Yesterday was the 82nd anniversary of the inauguration of pubic transport in Kerala. But the state unfortunately woke up on that day with a shocking news of a tragedy. The KSRTC Volvo bus from Bengaluru to Ernakulam had a major accident in Avinashi, near Tiruppur in Tamil Nadu in which 19 lives were lost. A majority of the dead were youth naturally with dreams of a new world. And it transpires that the bus crew had won a place in the hearts of regular passsengers as men for their service-readiness and good manners. The price paid for the sleepiness of the driver of the container - that hit the bus at high speed - was the dreams and hopes of 19 families; a price nobody can repay. How many more lives are to be lost in road accidents for us learn that the penalty of laxity and carelessness is so unlimited? How many more times should the screams of the bereaved be repeated?
The accident at Avinashi is the biggest in KSRTC's recent history. The container truck carrying tiles to Ernakulam lost control and hit the right middle portion of the bus. By preliminary assessments, such a devastating hit resulted from the failure to follow the basic driving lesson that during long drives, especially at night, the driver should have got sufficient breaks with sleep. According to what Kerala minister VS Sunil Kumar and Palakkad RTO Shivakumar told mediapersons, when the driver fell asleep the container lost control and hit the divider, then its tyre burst and the container rammed into the bus coming in the opposite direction. It so happens that in most of the road accidents of Kerala that shocked people, the villain of the piece is drivers' somnolence, especially in the small hours, more specifically between 2 and 5 a.m. And 80 per cent of accidents at night happened during those hours.

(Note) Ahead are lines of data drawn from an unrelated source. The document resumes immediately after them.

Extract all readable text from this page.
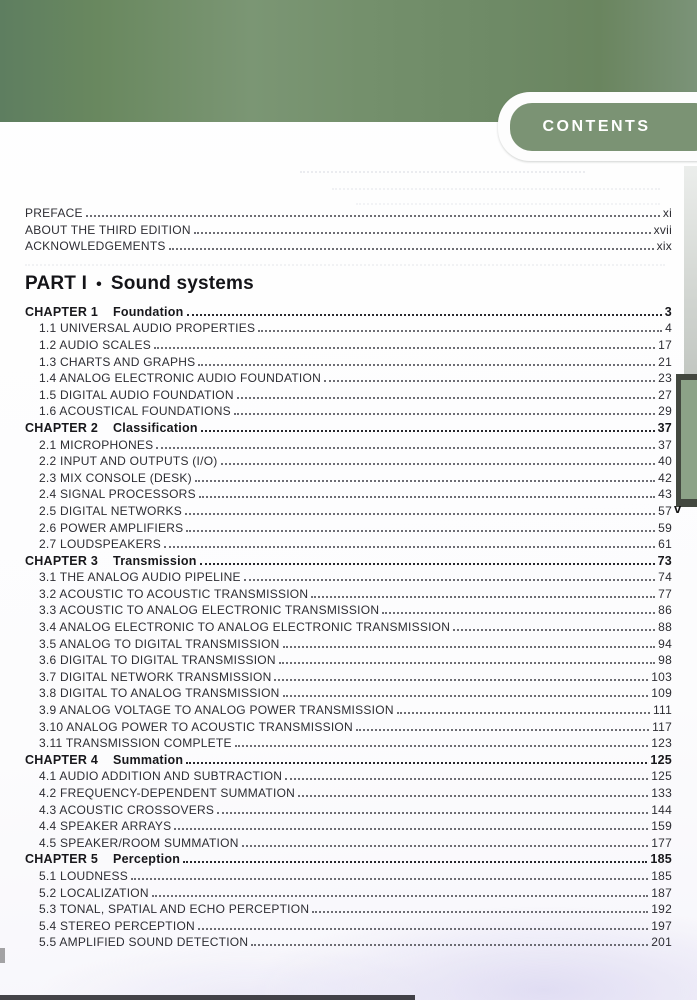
CONTENTS
PREFACE	xi
ABOUT THE THIRD EDITION	xvii
ACKNOWLEDGEMENTS	xix
PART I • Sound systems
CHAPTER 1	Foundation	3
1.1 UNIVERSAL AUDIO PROPERTIES	4
1.2 AUDIO SCALES	17
1.3 CHARTS AND GRAPHS	21
1.4 ANALOG ELECTRONIC AUDIO FOUNDATION	23
1.5 DIGITAL AUDIO FOUNDATION	27
1.6 ACOUSTICAL FOUNDATIONS	29
CHAPTER 2	Classification	37
2.1 MICROPHONES	37
2.2 INPUT AND OUTPUTS (I/O)	40
2.3 MIX CONSOLE (DESK)	42
2.4 SIGNAL PROCESSORS	43
2.5 DIGITAL NETWORKS	57
2.6 POWER AMPLIFIERS	59
2.7 LOUDSPEAKERS	61
CHAPTER 3	Transmission	73
3.1 THE ANALOG AUDIO PIPELINE	74
3.2 ACOUSTIC TO ACOUSTIC TRANSMISSION	77
3.3 ACOUSTIC TO ANALOG ELECTRONIC TRANSMISSION	86
3.4 ANALOG ELECTRONIC TO ANALOG ELECTRONIC TRANSMISSION	88
3.5 ANALOG TO DIGITAL TRANSMISSION	94
3.6 DIGITAL TO DIGITAL TRANSMISSION	98
3.7 DIGITAL NETWORK TRANSMISSION	103
3.8 DIGITAL TO ANALOG TRANSMISSION	109
3.9 ANALOG VOLTAGE TO ANALOG POWER TRANSMISSION	111
3.10 ANALOG POWER TO ACOUSTIC TRANSMISSION	117
3.11 TRANSMISSION COMPLETE	123
CHAPTER 4	Summation	125
4.1 AUDIO ADDITION AND SUBTRACTION	125
4.2 FREQUENCY-DEPENDENT SUMMATION	133
4.3 ACOUSTIC CROSSOVERS	144
4.4 SPEAKER ARRAYS	159
4.5 SPEAKER/ROOM SUMMATION	177
CHAPTER 5	Perception	185
5.1 LOUDNESS	185
5.2 LOCALIZATION	187
5.3 TONAL, SPATIAL AND ECHO PERCEPTION	192
5.4 STEREO PERCEPTION	197
5.5 AMPLIFIED SOUND DETECTION	201
v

The mechanisms in place to ensure that drivers of inter-state vehicles like the containers get sufficient rest, are grossly inadequate. It is imperative to strengthen night-time inspections to check whether drivers have got sufficient rest. There should be means to prevent driving over 150 kilometers without sufficient rest. The firms that appoint the drivers also have a binding to comply with traffic policies. Only when transport companies scrupulously follow such traffic regulations can such heart-breaking disasters be obviated. But as things stgand now, many companies even fix the compensation for drivers on the basis of the duration in which goods are delivered to the destinations. For that very reason, in the haste to meet such deadlines drivers are forced to skip rest and resort to overspeed. And if recklessness and driving without rest are the causes of such accidents, the employing firms also have to be booked as accused. Only then can such tendencies be checked to some extent.
The fact that when it comes to road safety, different states have different policies and laws, becomes a shield for violators. There are major variations between policies and rules in matters ranging from maximum peremitted speed and speed governor to vehicle design and nature of emergency exists with breakable glass windows. If accidents along national highways and express highways are to be curtailed, unified policy at national level is essential. Further, all states should put one unified law in force across states. Otherwise, the safety regulations followed in Kerala will cease to exist the moment vehicles cross the state border.
A total of 400 lives are lost per day in road accidents in India. It is no small matter that more people die on the roads in India than the number of people dying in war zones like Syria. The number of deaths by road accidents in Kerala is also alarming, i.e. 12 each day. Over Rs 1,000 crore is spent as a result of such accidents. Despite so many accidents happening, it is a sad fact that Keralite society, which has global access and exposure, has not been able to evolve its tradition into a culture of obeying road safety regulations. What a shame then that we are living in a mind-set with no compunction about violating laws! It is not about traffic rule litteracy alone, but about having a mind-set of observing laws even if there is no one to see it. Only in a society that sees violations as dishonourable can such disasters be prevented. And the real homage to those who lost lives in the Avinashi tragedy can be paid only by those who can pledge that the first and last consideration on the road will be safety.